United Nations offices and personnel have often been attacked by terrorists — leading Secretary-General Ban Ki-moon to caution Friday that the world body is increasingly perceived as a “soft,” or easy, target.
Earlier this year Mr. Ban urged U.N. members to ratify a protocol that would extend legal protection for U.N. staff to all operations involving humanitarian, political, or development assistance.
The U.N. says that in 2010 at least 28 members of its civilian staff were detained or arrested in cases considered job-related, while another 12, both civilians and police, were abducted. One civilian staff member was held captive in Sudan's Darfur region for nearly three months.

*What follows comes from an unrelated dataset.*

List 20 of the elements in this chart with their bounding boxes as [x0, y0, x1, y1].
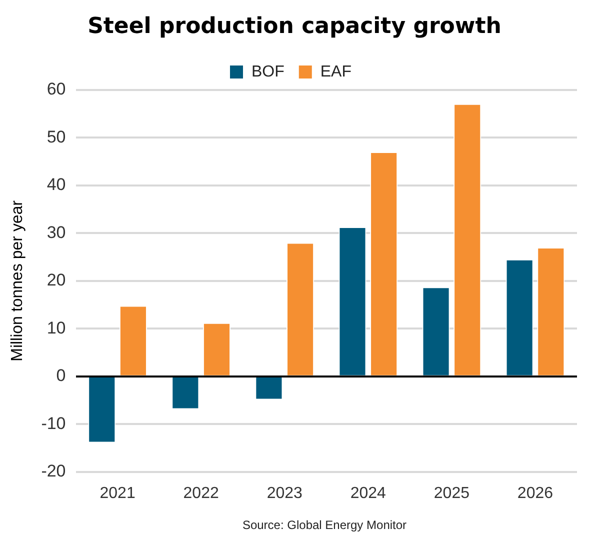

Friday's attack on the U.N. building in Abuja, Nigeria was only the latest of its kind. Following are other attacks on United Nations employees and offices over the past decade:
October 10, 2001: The United Nations stated the Taliban was physically attacking U.N. workers and destroying their equipment in Afghanistan. A spokesman said people working on behalf of the U.N. had been beaten by Taliban authorities in the cities of Kabul, Jalalabad, and Kandahar.
August 19, 2003: A truck bomb attack on the U.N. headquarters in Baghdad killed 22 people, including the head of the U.N. mission to Iraq, Sergio Vieira de Mello.
December 11, 2007: Twin car bombs destroyed the offices of the U.N. Development Program in Algiers and damaged the nearby offices of the High Commissioner for Refugees. Seventeen U.N. staff members were among the dozens of people killed.
October 28, 2009: At least six U.N. staffers were killed in an attack on an international guest house in Kabul.
April 1, 2011: Three U.N. staff members and four international security guards were killed in an attack in the northern Afghan town of Mazar-i-Sharif.
May 27 and July 26, 2011: Attacks on U.N. peacekeepers' convoys in Lebanon left 13 people injured.